No terceiro dia, Helga chamou novamente, pelo telefone. Dessa vez foi Rosa quem atendeu. Helga ainda chorava muito, desconsolada. Rosa ouviu as perguntas, os lamentos. Concordou que o marido da Magda fora muito dedicado. Então resolveu consolar a prima. É verdade: eles eram tão ligados! Por isso, fique tranquila, que logo ele volta para leva-la. Helga levou um susto. Gastou alguns segundos para assimilar o que Rosa dissera, nas entrelinhas. Reagiu. Não! Isso não! Mas Rosa insistiu, com a voz doce, tranquilizadora. Eu já testemunhei tantas situações assim, com casais amigos, muito ligados entre si. Quando um vai embora, logo providencia de levar o que ficou para trás.

O marido de Helga morrera há muitos anos.
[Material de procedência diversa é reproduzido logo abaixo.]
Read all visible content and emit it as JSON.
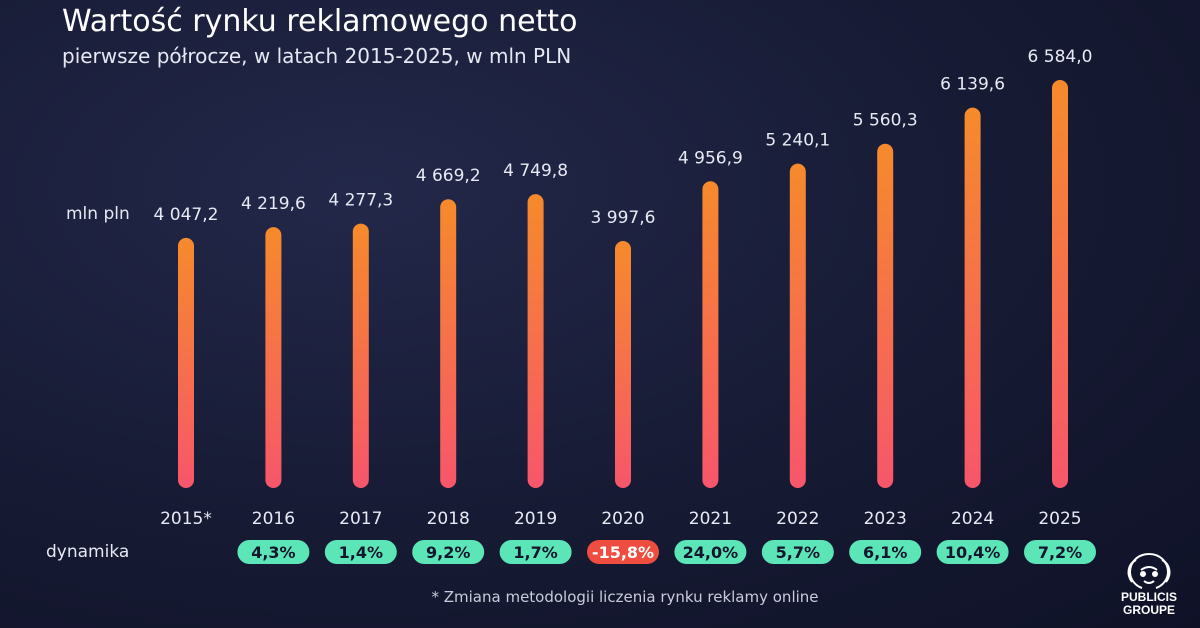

Nunca voltou para leva-la. A essas alturas, Helga não sabia o que pensar: o vínculo do marido morto com ela não teria sido forte o suficiente? Ela deveria se lastimar por isso, ou deveria respirar aliviada por ainda estar viva? Preferiu não continuar pensando a esse respeito. Engoliu em seco. Perdeu o fio da conversa com a prima. Perdeu a vontade de chorar. Logo se despediu, mandou um beijo para a velha tia, mãe de Rosa e Felinta. Rosa achou graça da reação da prima. Deu de ombros e foi preparar o lanche para a mãe que não demoraria a despertar do sono da tarde.